Hematoxylin-eosin and oil Red O staining of liver sections
Livers from 3-month-old LBW and control offspring were used for the current study; we have reported the results for e20 and p1 staining previously. After fixation of the livers with 10% formalin/phosphate-buffered saline solution, livers were sectioned (5μm) and stained with oil Red O (lipid) and hematoxylin and eosin (nuclei) for histologic examination.
Statistical analysis
Differences between control and LBW groups were compared by analysis of variance. Data are expressed as mean ± SE. Probability values of ≤ .05 were considered to be statistically significant.
Results
Offspring bodyweight
As previously reported, LBW fetuses were significantly growth restricted at e20 (2.29 ± 0.03 vs 2.64 ± 0.04 g; P < .001) and p1 (6.8 ± 0.2 vs 7.3 ± 0.1 g; P < .01) as compared with controls. When nursed by control dams, LBW offspring showed rapid catch-up growth and were markedly heavier at 3 months of age (498 ± 9 vs 473 ± 6 g; P < .01).
SIRT1 deacetylase activity and activated AMPK
Consistent with maternal/fetal undernutrition, LBW fetal liver at e20 demonstrated increased SIRT1 deacetylase activity compared with control liver. In response to maternal lactation and nursing, control p1 newborns demonstrated a marked increase in SIRT1 activity that persisted to 3 months. In contrast, LBW newborns exhibited markedly reduced SIRT1 activity at p1 and 3 months of age ( Figure 1 , A).
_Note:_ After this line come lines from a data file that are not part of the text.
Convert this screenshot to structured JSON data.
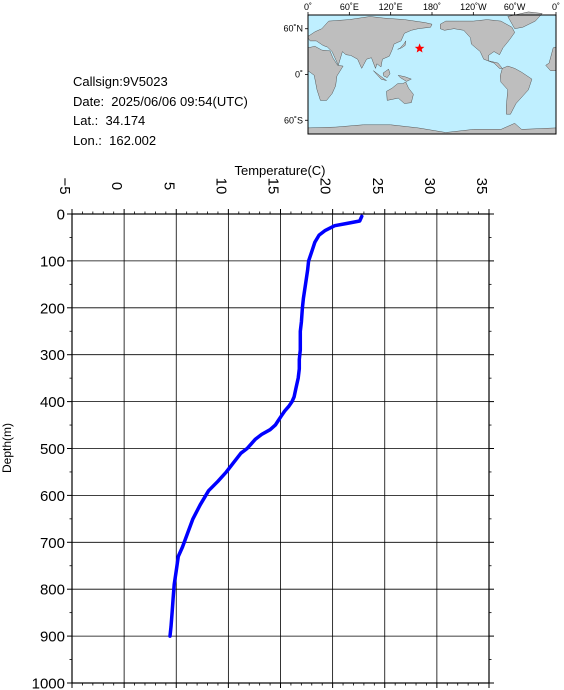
{
  "info": {
    "callsign": "Callsign:9V5023",
    "date": "Date:  2025/06/06 09:54(UTC)",
    "lat": "Lat.:  34.174",
    "lon": "Lon.:  162.002"
  },
  "map": {
    "top_labels": [
      "0˚",
      "60˚E",
      "120˚E",
      "180˚",
      "120˚W",
      "60˚W",
      "0˚"
    ],
    "left_labels": [
      "60˚N",
      "0˚",
      "60˚S"
    ],
    "station_lon": 162.002,
    "station_lat": 34.174,
    "ocean_color": "#bfefff",
    "land_color": "#bebebe",
    "marker_color": "#ff0000"
  },
  "chart_data": {
    "type": "line",
    "title": "",
    "xlabel": "Temperature(C)",
    "ylabel": "Depth(m)",
    "xlim": [
      -5,
      35
    ],
    "ylim": [
      0,
      1000
    ],
    "y_inverted": true,
    "x_axis_position": "top",
    "grid": true,
    "x_ticks": [
      -5,
      0,
      5,
      10,
      15,
      20,
      25,
      30,
      35
    ],
    "y_ticks": [
      0,
      100,
      200,
      300,
      400,
      500,
      600,
      700,
      800,
      900,
      1000
    ],
    "line_color": "#0000ff",
    "series": [
      {
        "x": [
          22.8,
          22.6,
          21.4,
          20.2,
          19.3,
          18.7,
          18.3,
          18.0,
          17.7,
          17.6,
          17.4,
          17.2,
          17.1,
          17.0,
          16.9,
          16.9,
          16.9,
          16.8,
          16.8,
          16.7,
          16.5,
          16.3,
          16.1,
          15.8,
          15.4,
          15.1,
          14.8,
          14.5,
          14.0,
          13.2,
          12.6,
          12.2,
          11.8,
          11.2,
          10.5,
          9.8,
          9.0,
          8.1,
          7.3,
          6.6,
          6.1,
          5.6,
          5.2,
          5.0,
          4.8,
          4.7,
          4.6,
          4.5,
          4.4
        ],
        "y": [
          5,
          15,
          20,
          25,
          35,
          45,
          60,
          80,
          100,
          120,
          150,
          180,
          200,
          230,
          250,
          270,
          290,
          310,
          330,
          350,
          370,
          390,
          400,
          410,
          420,
          430,
          440,
          450,
          460,
          470,
          480,
          490,
          500,
          510,
          530,
          550,
          570,
          590,
          620,
          650,
          680,
          710,
          730,
          760,
          790,
          820,
          850,
          880,
          900
        ]
      }
    ]
  }
}
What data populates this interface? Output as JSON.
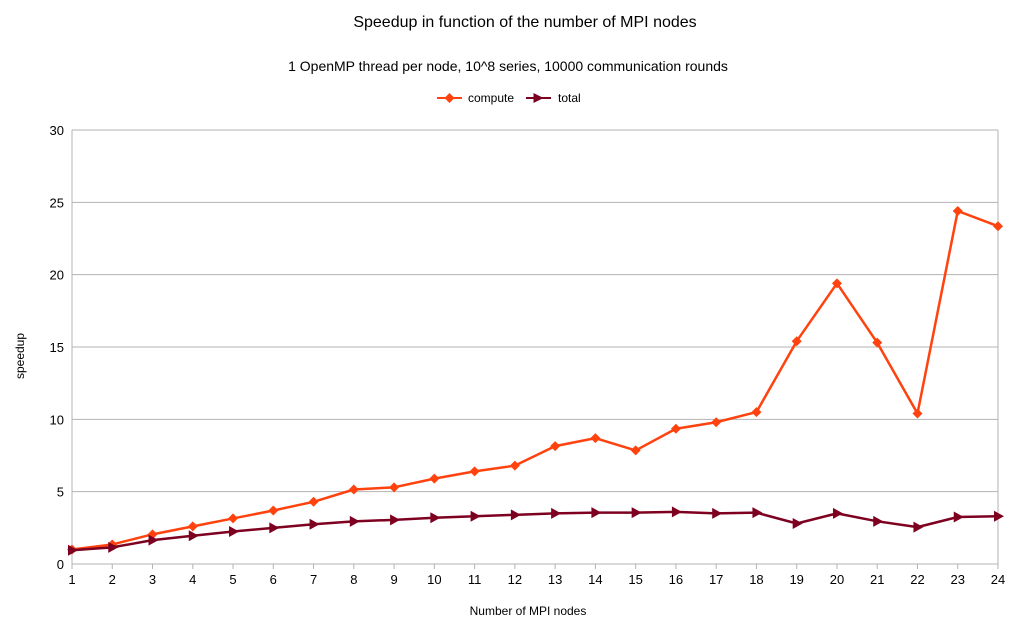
{
  "chart_data": {
    "type": "line",
    "title": "Speedup in function of the number of MPI nodes",
    "subtitle": "1 OpenMP thread per node, 10^8 series, 10000 communication rounds",
    "xlabel": "Number of MPI nodes",
    "ylabel": "speedup",
    "x": [
      1,
      2,
      3,
      4,
      5,
      6,
      7,
      8,
      9,
      10,
      11,
      12,
      13,
      14,
      15,
      16,
      17,
      18,
      19,
      20,
      21,
      22,
      23,
      24
    ],
    "ylim": [
      0,
      30
    ],
    "yticks": [
      0,
      5,
      10,
      15,
      20,
      25,
      30
    ],
    "grid": true,
    "legend_position": "top",
    "series": [
      {
        "name": "compute",
        "color": "#ff420e",
        "marker": "diamond",
        "values": [
          1,
          1.35,
          2.05,
          2.6,
          3.15,
          3.7,
          4.3,
          5.15,
          5.3,
          5.9,
          6.4,
          6.8,
          8.15,
          8.7,
          7.85,
          9.35,
          9.8,
          10.5,
          15.4,
          19.4,
          15.3,
          10.4,
          24.4,
          23.35
        ]
      },
      {
        "name": "total",
        "color": "#7e0021",
        "marker": "triangle-right",
        "values": [
          0.95,
          1.15,
          1.65,
          1.95,
          2.25,
          2.5,
          2.75,
          2.95,
          3.05,
          3.2,
          3.3,
          3.4,
          3.5,
          3.55,
          3.55,
          3.6,
          3.5,
          3.55,
          2.8,
          3.5,
          2.95,
          2.55,
          3.25,
          3.3
        ]
      }
    ]
  }
}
At e20, LBW fetuses had comparable pAMPK/AMPK ratio with control fetuses. Control pAMPK levels were stable from e20 through 3 months of age. However, LBW pAMPK/AMPK ratio was decreased significantly compared with control males at p1 and 3 months of age ( Figure 1 , B and C).
Downstream targets of SIRT1 and AMPK
Because SIRT1 deacetylase activity and AMPK phosphorylation directly influence downstream targets, we determined the protein expression of fatty acid oxidative (PGC-1α and HNF-4α) and lipogenic genes (SREBP-1c and FAS). LBW offspring showed no change in hepatic PGC-1α expression at e20; however, at p1 and 3 months of age, the expression was decreased significantly compared with controls ( Figure 2 , A and B). HNF-4α levels were significantly decreased in LBW offspring at all 3 ages compared with controls ( Figure 2 , A and C).